Orwell could answer the cell phone driving question
From time to time I come up with ideas that are interesting but I can't advocate because they have overly negative consequences in other areas, like privacy. Nonetheless, they are worth talking about because we might find better ways to do them.
There is some controversy today over whether driving while talking on a cell phone is dangerous, and should be banned, or restricted to handsfree mode. It occurs to me that the data to answer that question is out there. Most cars today have a computer, and it records things like the time that airbags deploy, or even in some cases when you suddenly dropped in speed. (If not, it certainly could.) Your cell phone, and your cell company know when you're on the phone.
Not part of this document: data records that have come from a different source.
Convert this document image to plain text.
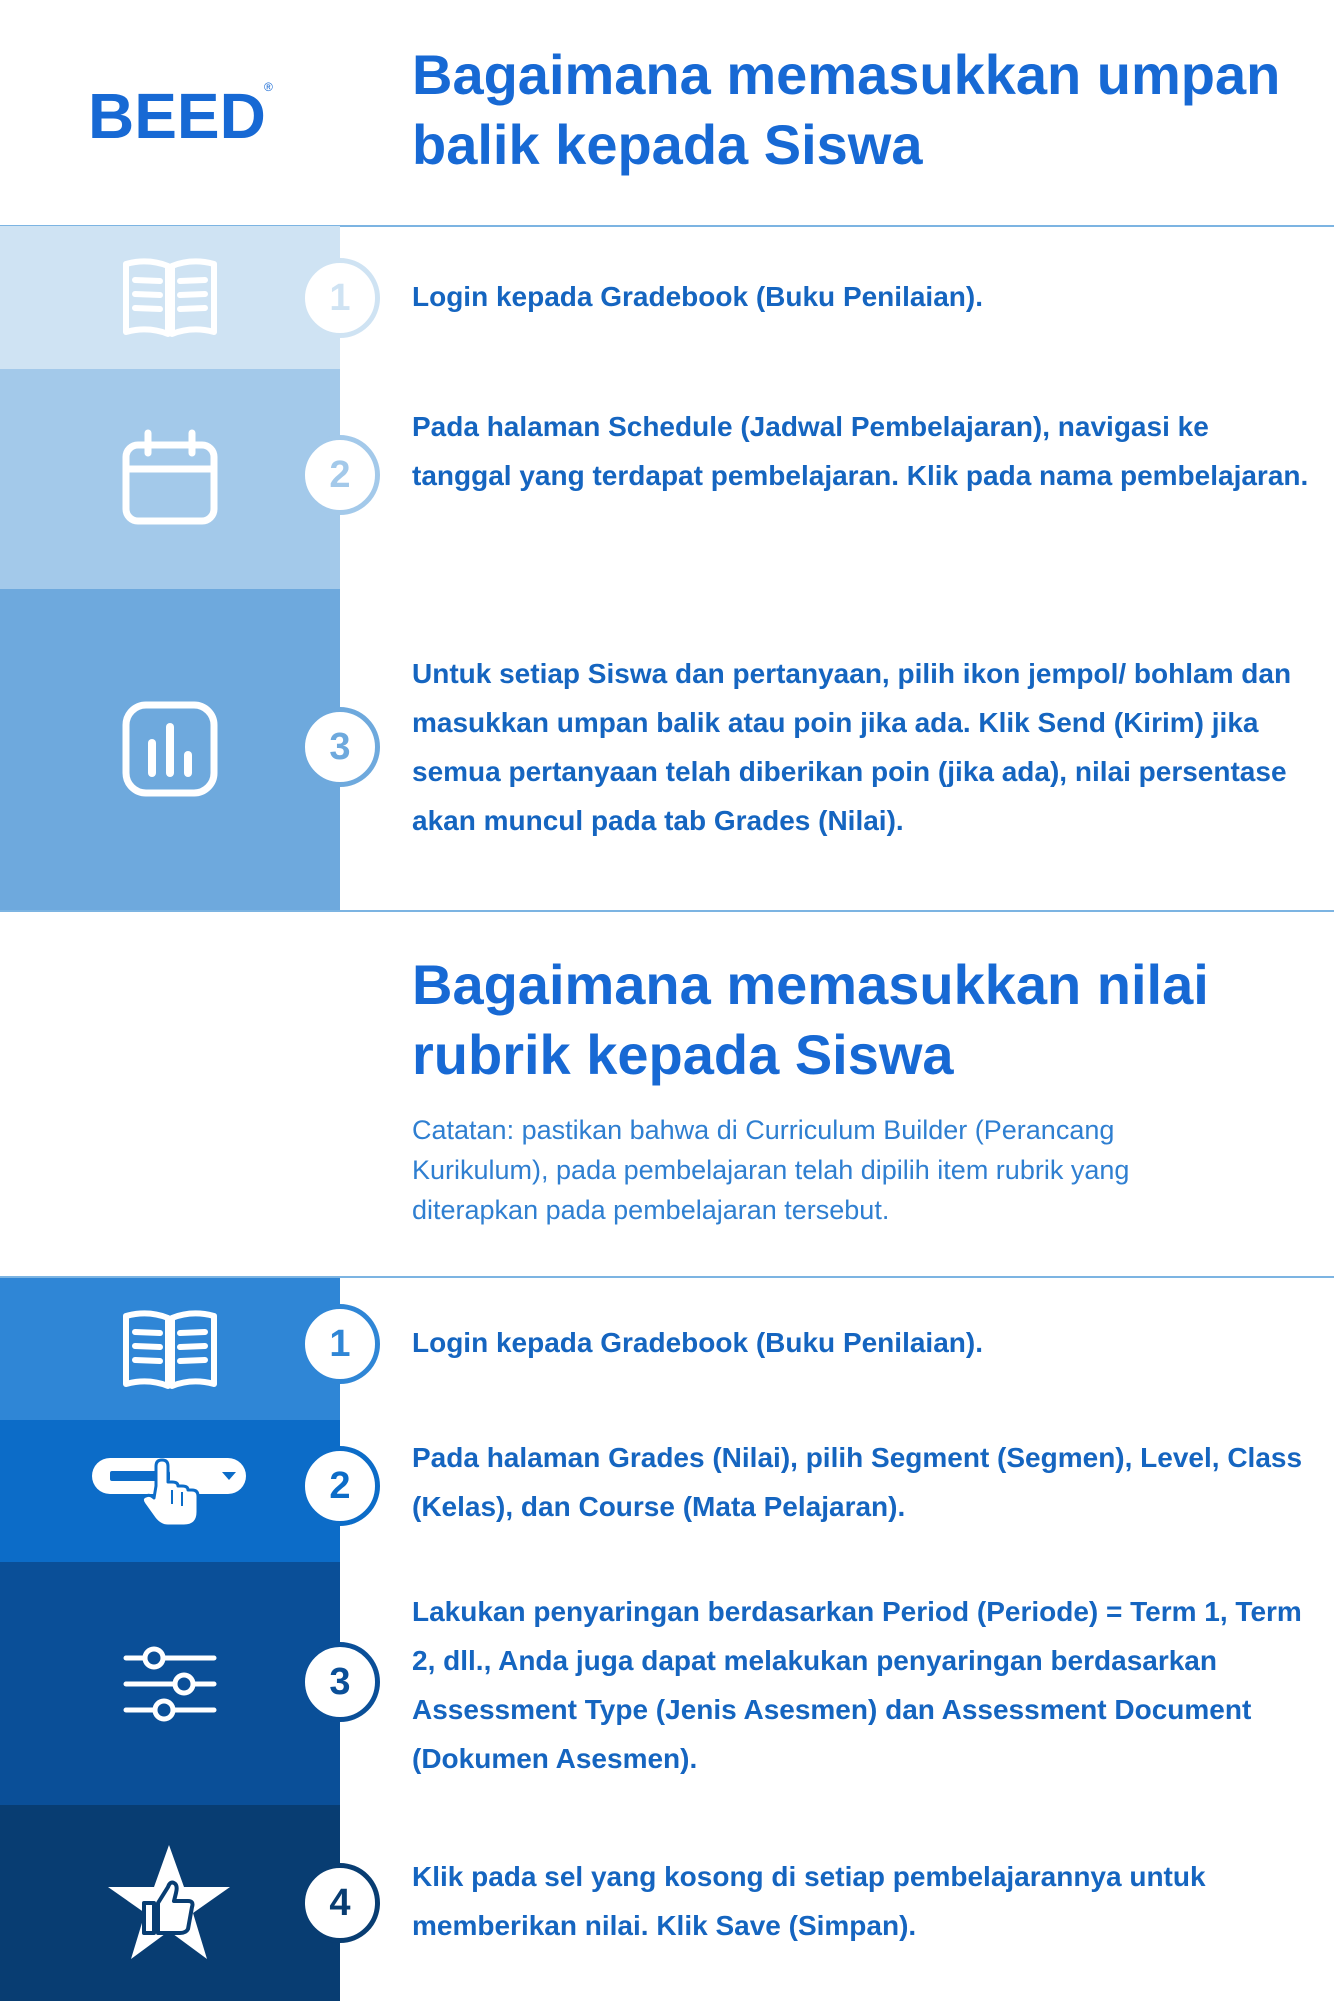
BEED
® Bagaimana memasukkan umpan balik kepada Siswa
1	Login kepada Gradebook (Buku Penilaian).

2

Pada halaman Schedule (Jadwal Pembelajaran), navigasi ke tanggal yang terdapat pembelajaran. Klik pada nama pembelajaran.

3

Untuk setiap Siswa dan pertanyaan, pilih ikon jempol/ bohlam dan masukkan umpan balik atau poin jika ada. Klik Send (Kirim) jika semua pertanyaan telah diberikan poin (jika ada), nilai persentase akan muncul pada tab Grades (Nilai).

Bagaimana memasukkan nilai rubrik kepada Siswa

Catatan: pastikan bahwa di Curriculum Builder (Perancang Kurikulum), pada pembelajaran telah dipilih item rubrik yang diterapkan pada pembelajaran tersebut.

1	Login kepada Gradebook (Buku Penilaian).

2

Pada halaman Grades (Nilai), pilih Segment (Segmen), Level, Class (Kelas), dan Course (Mata Pelajaran).

3

Lakukan penyaringan berdasarkan Period (Periode) = Term 1, Term 2, dll., Anda juga dapat melakukan penyaringan berdasarkan Assessment Type (Jenis Asesmen) dan Assessment Document (Dokumen Asesmen).

4

Klik pada sel yang kosong di setiap pembelajarannya untuk memberikan nilai. Klik Save (Simpan).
Your phone knows if you are using the handsfree, though the company doesn't. Your phone and cell company also know (but usually don't record) when you're driving and suddenly stop moving for an extended period.
In other words, something with access to all that data (and a time delta for the car's clock) could quickly answer the question of what cell phone behaviours are more likely to cause accidents. It would get a few errors (such as if the driver borrows their passenger's phone) but would be remarkably comprehensive in providing an answer.
But to gather this data involves way too many scary things. We don't really want our cars or phone companies recording data which can be used against us. They could record things like if we speed, and where we go that we don't want others to know about, and who we're talking to at the time, and much more.
In our quest for learning from private data, we have often sought anonymization technologies that can somehow collect the data and disassociate it from the source. That turns out to be very hard to do, often near impossible, and the infrastructure built for this sort of collection can almost always be trivially repurposed for non-anonymous use; now all that is needed is to flick a switch.
Now I do expect that soon we will see, after a serious car accident, attempts to get at this data on a case by case basis. The insurance companies will ask for cell phone records at the time of the accident, or data from the phone itself. We're already going to lose that privacy once there is an accident, thought at least case by case invasions don't scale. Messy problem.